CF189A - Cut Ribbon
Complete Knapsack Problem: Given $a[4]$ weight of items with each value 1 and knapsack capacity $n$, define
$$dp[n^\prime] = \sum_{i=1}^{3} k[i]$$
the maximum value with knapsack with capacity $n^\prime$ such that $k[i] >= 0$ is the number of times $a[i]$ is taken and
$$\sum_{i=1}^{3} k[i]a[i] = n^\prime$$
Note that if there is no $\sum_{i=1}^{3} k[i]a[i] = n^\prime$, we define $dp[n^\prime] = -1$. The problem gurantees that $dp[n] \neq -1$.
The state transition equation is given by:
$$dp[n^\prime] = -1$$ if $dp[n-a[i]] = -1$ for $i=1..3$, and else
$$dp[n^\prime] = \max(dp[n^\prime-a[1]], dp[n^\prime-a[2]], dp[n^\prime-a[3]]) + 1$$ with $dp[0] = 0$.
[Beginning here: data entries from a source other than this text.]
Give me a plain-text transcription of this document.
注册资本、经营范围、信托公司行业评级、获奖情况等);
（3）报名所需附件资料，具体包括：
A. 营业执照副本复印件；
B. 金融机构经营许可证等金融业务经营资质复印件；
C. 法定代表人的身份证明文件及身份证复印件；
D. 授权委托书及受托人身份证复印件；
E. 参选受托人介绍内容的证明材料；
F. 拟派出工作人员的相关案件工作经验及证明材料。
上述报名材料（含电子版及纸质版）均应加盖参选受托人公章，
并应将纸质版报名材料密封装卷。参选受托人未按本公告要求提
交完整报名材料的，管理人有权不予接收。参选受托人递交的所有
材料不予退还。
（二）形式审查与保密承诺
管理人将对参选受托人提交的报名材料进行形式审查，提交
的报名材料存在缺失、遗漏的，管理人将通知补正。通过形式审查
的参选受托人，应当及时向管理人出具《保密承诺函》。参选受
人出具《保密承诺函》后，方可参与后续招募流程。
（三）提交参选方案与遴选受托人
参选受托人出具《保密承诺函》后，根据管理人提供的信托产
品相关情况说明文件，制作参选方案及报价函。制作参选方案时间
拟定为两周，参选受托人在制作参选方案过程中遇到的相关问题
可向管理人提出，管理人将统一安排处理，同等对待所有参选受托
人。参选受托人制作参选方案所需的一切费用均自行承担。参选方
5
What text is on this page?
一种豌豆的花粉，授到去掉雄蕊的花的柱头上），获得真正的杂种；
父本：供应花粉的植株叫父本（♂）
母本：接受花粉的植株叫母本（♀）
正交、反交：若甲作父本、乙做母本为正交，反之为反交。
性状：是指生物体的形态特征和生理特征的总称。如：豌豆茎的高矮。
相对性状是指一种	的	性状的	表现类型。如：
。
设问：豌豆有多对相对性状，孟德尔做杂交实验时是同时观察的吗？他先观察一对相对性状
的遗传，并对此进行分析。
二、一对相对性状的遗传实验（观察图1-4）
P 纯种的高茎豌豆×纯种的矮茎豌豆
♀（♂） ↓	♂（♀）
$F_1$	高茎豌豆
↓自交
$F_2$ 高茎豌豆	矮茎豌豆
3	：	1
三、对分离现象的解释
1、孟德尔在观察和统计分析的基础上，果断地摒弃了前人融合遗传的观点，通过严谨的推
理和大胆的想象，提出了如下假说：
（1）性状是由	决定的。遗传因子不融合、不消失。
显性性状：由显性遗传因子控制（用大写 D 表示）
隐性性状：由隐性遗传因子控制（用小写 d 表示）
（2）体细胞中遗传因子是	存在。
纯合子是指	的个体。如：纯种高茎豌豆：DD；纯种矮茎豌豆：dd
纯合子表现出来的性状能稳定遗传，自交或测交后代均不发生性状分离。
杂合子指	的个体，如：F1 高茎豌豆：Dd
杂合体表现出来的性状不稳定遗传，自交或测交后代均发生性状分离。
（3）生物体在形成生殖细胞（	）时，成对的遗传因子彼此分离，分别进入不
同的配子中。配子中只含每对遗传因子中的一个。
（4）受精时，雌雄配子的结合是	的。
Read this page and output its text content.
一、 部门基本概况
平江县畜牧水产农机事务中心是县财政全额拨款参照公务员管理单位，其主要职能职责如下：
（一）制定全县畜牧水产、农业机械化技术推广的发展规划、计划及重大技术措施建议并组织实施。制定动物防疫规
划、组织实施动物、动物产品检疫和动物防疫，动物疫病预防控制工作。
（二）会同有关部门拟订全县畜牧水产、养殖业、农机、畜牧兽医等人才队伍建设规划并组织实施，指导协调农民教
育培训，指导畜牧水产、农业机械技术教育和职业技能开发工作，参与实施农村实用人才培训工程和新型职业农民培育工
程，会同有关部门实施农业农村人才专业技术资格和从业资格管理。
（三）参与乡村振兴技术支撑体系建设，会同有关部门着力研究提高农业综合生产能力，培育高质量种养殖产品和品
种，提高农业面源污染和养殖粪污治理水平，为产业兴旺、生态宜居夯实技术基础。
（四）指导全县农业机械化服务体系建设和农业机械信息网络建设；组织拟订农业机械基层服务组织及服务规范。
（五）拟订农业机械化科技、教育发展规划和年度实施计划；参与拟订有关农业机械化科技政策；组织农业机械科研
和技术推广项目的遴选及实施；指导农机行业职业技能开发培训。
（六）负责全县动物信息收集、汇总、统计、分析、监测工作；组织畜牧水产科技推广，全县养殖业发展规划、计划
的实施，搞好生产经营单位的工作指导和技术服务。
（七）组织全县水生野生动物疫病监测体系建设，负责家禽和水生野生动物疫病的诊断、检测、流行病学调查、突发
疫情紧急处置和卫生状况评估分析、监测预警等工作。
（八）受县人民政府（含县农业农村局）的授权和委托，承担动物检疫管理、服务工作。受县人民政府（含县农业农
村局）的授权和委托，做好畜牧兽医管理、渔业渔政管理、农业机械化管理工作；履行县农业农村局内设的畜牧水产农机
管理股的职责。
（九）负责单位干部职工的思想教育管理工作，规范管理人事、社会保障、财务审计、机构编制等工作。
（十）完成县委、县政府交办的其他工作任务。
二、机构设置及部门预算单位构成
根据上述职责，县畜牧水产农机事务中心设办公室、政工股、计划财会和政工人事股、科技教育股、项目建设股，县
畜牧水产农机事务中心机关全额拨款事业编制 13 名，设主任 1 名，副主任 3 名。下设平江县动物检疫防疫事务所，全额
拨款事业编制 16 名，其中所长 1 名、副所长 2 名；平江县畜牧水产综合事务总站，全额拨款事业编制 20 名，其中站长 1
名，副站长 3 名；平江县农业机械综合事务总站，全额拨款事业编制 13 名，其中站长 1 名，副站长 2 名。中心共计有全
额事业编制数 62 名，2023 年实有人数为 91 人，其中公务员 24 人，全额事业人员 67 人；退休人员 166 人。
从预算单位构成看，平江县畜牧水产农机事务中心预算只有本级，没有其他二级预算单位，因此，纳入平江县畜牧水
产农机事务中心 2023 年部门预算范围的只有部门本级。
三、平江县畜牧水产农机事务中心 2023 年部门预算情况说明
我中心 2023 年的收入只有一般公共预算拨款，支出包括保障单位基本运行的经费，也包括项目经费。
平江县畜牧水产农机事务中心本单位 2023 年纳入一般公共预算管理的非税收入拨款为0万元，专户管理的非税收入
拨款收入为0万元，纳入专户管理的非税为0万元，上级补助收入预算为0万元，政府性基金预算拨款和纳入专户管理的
We find $dp[n^\prime]$ for $n^\prime = a[i]..n$ incrementally with items $\lbrace a[1], \cdots, a[i] \rbrace$ for $i=1..3$ such that $dp[n] = \max(dp[n-a[1]], dp[n-a[2]], dp[n-a[3]])$. At each iteration, assuming $dp[n^\prime-a[i]] \neq -1$, $dp[n^\prime] = \max(dp[n^\prime-a[i]]+1, dp[n^\prime])$. Initially no item is taken, so $dp[n^\prime] = -1$ for all $n^\prime$. Note that if we only take the item $a[i]$, $dp[n^\prime] = -1$ for $n^\prime = 1..a[i]-1$.
The solution is $O(n)$.
#include <bits/stdc++.h>
using namespace std;
int n, a[4], dp[4001];
int main() {
scanf("%d", &n);
for (int i=1; i<4; i++) {
scanf("%d", &a[i]);
}
memset(dp, -1, sizeof(dp));
dp[0] = 0;
for (int i=1; i<4; i++) {
for (int j=a[i]; j<=n; j++) {
if (dp[j-a[i]]==-1) continue;
dp[j] = max(dp[j], dp[j-a[i]]+1);
}
}
printf("%d", dp[n]);
}